TV, eh? doesn’t usually post about Canadian shows airing outside this country — it’s beyond the mandate and manpower of the site, besides winding up being a meaningless list. There’s a difference between CBS picking up Flashpoint for primetime versus Intelligence airing on an obscure channel in the US in syndication on Saturday nights, for example.
But Syfy programming an entire night around the Canadian imports Continuum, Lost Girl and Being Human goes beyond the usual foreign acquisition news. An American channel is doing what no Canadian network has the will or guts to do: airing a full night of Canadian scripted drama.
That’s bad enough, but the real shame of the Canadian television industry is that no Canadian broadcast network apart from CBC has three homegrown scripted shows on their current schedule, period.
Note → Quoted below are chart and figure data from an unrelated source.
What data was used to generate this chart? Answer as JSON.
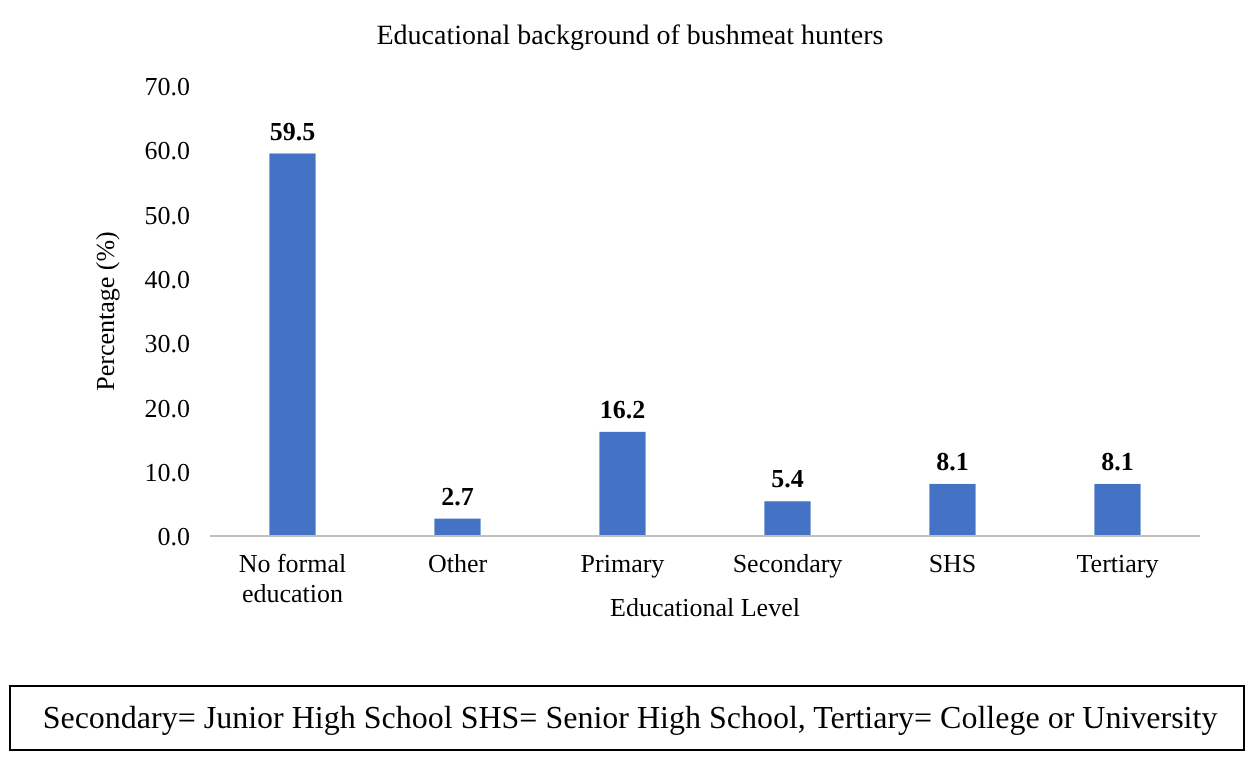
{
  "chart_data": {
    "type": "bar",
    "title": "Educational background of bushmeat hunters",
    "xlabel": "Educational Level",
    "ylabel": "Percentage (%)",
    "categories": [
      "No formal education",
      "Other",
      "Primary",
      "Secondary",
      "SHS",
      "Tertiary"
    ],
    "values": [
      59.5,
      2.7,
      16.2,
      5.4,
      8.1,
      8.1
    ],
    "color": "#4472c4",
    "data_labels": true,
    "ylim": [
      0,
      70
    ],
    "yticks": [
      {
        "value": 0,
        "label": "0.0"
      },
      {
        "value": 10,
        "label": "10.0"
      },
      {
        "value": 20,
        "label": "20.0"
      },
      {
        "value": 30,
        "label": "30.0"
      },
      {
        "value": 40,
        "label": "40.0"
      },
      {
        "value": 50,
        "label": "50.0"
      },
      {
        "value": 60,
        "label": "60.0"
      },
      {
        "value": 70,
        "label": "70.0"
      }
    ],
    "annotations": [
      "Secondary= Junior High School SHS= Senior High School, Tertiary= College or University"
    ]
  }
}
Unless I’m missing some information, no Canadian network at all, broadcast or cable, has three scripted Canadian shows.
This winter, Global has Bomb Girls. CTV will have Motive. That’s it. Both networks are putting some serious marketing muscle behind those original shows, a strategy that paid off for the high-rated Bomb Girls’ first season, and if Motive tanks behind its Super Bowl premiere, CTV can’t be accused of hiding their one scripted drama behind a bushel.
Citytv has already moved the Seed premiere (to February 4) and hasn’t provided a premiere date for Package Deal, but it’s too soon to tell if they’ll do right by those shows promotionally and schedually (no it’s not a word) speaking.
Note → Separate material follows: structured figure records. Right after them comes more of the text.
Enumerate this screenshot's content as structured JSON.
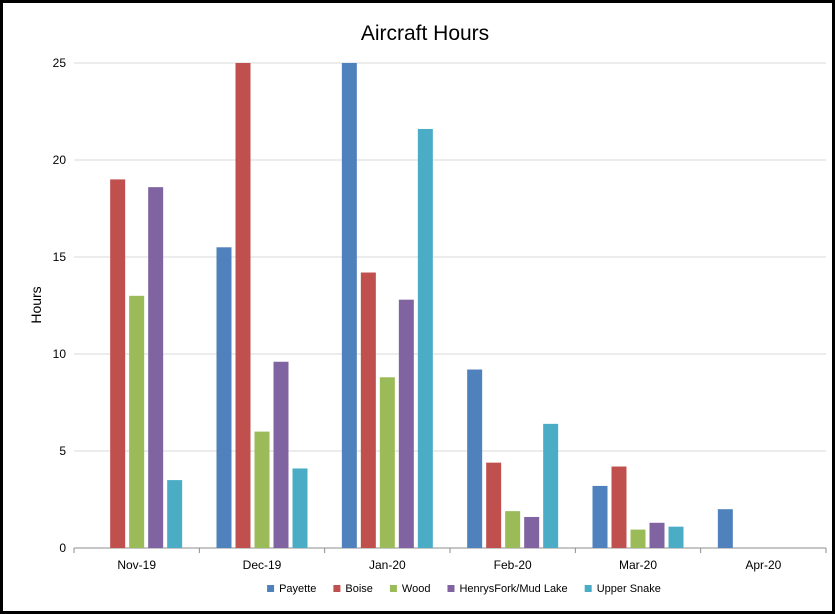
{
  "chart_data": {
    "type": "bar",
    "title": "Aircraft Hours",
    "xlabel": "",
    "ylabel": "Hours",
    "ylim": [
      0,
      25
    ],
    "yticks": [
      0,
      5,
      10,
      15,
      20,
      25
    ],
    "grid": true,
    "legend_position": "bottom",
    "categories": [
      "Nov-19",
      "Dec-19",
      "Jan-20",
      "Feb-20",
      "Mar-20",
      "Apr-20"
    ],
    "series": [
      {
        "name": "Payette",
        "color": "#4F81BD",
        "values": [
          null,
          15.5,
          25,
          9.2,
          3.2,
          2.0
        ]
      },
      {
        "name": "Boise",
        "color": "#C0504D",
        "values": [
          19.0,
          25,
          14.2,
          4.4,
          4.2,
          null
        ]
      },
      {
        "name": "Wood",
        "color": "#9BBB59",
        "values": [
          13.0,
          6.0,
          8.8,
          1.9,
          0.95,
          null
        ]
      },
      {
        "name": "HenrysFork/Mud Lake",
        "color": "#8064A2",
        "values": [
          18.6,
          9.6,
          12.8,
          1.6,
          1.3,
          null
        ]
      },
      {
        "name": "Upper Snake",
        "color": "#4BACC6",
        "values": [
          3.5,
          4.1,
          21.6,
          6.4,
          1.1,
          null
        ]
      }
    ]
  }
}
Besides Bomb Girls, which has proven itself a winner, we can’t judge these shows on quality yet. But I’m not talking quality, I’m talking quantity — quantity that doesn’t include Littlest Hobo reruns or airing the same show across multiple channels. I’m talking networks who are barely, if at all, fulfilling their CanCon requirements. I’m talking networks who wouldn’t survive without the ability to substitute their commercials into a US network’s programs, who are screwed if they lose the protection of simultaneous substitution, or when the business model of television changes — as it already is — so that owning and selling content matters more.
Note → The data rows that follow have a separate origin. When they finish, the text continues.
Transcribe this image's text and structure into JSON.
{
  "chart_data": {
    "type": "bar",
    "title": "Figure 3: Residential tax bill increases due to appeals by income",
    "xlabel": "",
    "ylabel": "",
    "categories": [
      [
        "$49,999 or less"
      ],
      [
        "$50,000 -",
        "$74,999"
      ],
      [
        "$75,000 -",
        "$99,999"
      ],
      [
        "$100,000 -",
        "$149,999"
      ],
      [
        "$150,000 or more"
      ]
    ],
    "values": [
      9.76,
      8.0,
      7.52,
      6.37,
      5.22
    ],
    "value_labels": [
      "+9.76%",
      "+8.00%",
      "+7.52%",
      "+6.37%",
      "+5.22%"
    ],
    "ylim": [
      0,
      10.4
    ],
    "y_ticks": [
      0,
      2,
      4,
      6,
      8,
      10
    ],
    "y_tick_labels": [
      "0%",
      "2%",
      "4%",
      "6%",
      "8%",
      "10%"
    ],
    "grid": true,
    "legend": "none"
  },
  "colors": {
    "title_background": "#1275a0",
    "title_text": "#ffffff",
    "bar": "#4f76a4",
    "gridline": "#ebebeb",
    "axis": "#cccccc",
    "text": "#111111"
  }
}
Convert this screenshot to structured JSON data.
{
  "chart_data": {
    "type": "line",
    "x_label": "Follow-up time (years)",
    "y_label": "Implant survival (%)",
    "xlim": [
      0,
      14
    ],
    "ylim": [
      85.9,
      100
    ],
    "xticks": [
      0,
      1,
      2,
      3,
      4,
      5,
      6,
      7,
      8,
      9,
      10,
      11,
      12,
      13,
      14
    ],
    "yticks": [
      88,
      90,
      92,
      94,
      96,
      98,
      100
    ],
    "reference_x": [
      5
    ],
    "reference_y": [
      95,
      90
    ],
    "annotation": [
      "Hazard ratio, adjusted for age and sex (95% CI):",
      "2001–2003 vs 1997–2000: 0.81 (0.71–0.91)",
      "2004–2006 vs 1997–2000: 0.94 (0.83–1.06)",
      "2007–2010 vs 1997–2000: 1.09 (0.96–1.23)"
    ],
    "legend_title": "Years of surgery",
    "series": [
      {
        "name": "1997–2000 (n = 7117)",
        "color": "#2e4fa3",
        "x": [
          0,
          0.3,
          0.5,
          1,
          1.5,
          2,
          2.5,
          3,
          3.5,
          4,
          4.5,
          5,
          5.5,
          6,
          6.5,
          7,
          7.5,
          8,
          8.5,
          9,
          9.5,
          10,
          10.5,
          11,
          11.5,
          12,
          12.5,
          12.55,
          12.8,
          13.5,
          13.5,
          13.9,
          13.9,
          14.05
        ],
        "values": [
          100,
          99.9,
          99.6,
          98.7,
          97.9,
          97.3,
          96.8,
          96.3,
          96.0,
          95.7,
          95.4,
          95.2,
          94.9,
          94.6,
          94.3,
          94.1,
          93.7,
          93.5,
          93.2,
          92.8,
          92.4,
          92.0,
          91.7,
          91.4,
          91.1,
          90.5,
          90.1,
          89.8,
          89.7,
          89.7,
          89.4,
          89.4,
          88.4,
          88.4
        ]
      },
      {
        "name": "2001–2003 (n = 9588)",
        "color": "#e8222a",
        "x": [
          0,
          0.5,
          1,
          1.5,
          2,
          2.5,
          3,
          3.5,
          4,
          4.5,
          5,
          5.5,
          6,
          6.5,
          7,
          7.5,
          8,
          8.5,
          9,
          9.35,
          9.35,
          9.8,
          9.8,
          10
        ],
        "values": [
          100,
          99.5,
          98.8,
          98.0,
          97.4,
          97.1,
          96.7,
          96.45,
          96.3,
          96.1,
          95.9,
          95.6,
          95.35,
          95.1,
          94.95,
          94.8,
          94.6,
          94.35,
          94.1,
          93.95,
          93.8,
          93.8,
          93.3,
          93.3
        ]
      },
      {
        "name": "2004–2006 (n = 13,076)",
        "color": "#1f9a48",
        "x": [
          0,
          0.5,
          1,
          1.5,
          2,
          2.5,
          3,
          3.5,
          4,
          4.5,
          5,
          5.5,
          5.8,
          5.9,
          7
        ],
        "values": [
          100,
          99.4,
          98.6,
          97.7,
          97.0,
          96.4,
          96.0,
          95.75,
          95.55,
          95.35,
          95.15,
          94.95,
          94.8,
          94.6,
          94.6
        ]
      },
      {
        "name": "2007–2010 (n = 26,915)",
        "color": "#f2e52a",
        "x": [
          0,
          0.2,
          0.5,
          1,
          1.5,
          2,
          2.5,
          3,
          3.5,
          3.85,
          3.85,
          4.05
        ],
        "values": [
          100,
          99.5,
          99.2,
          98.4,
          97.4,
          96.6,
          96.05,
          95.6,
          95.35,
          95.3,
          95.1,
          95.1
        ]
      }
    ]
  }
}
The positive spin on the Syfy news is that it’s proof Canada is pumping out quality science fiction shows. The negative is that even Space, the equivalent Canadian channel, is only airing two new scripted series spread over their schedule now, Primeval: New World and Being Human … and in a bonus slap in the face to CanCon pride, refers in media releases to their Muse-produced version as Being Human (US) to distinguish it from the UK original.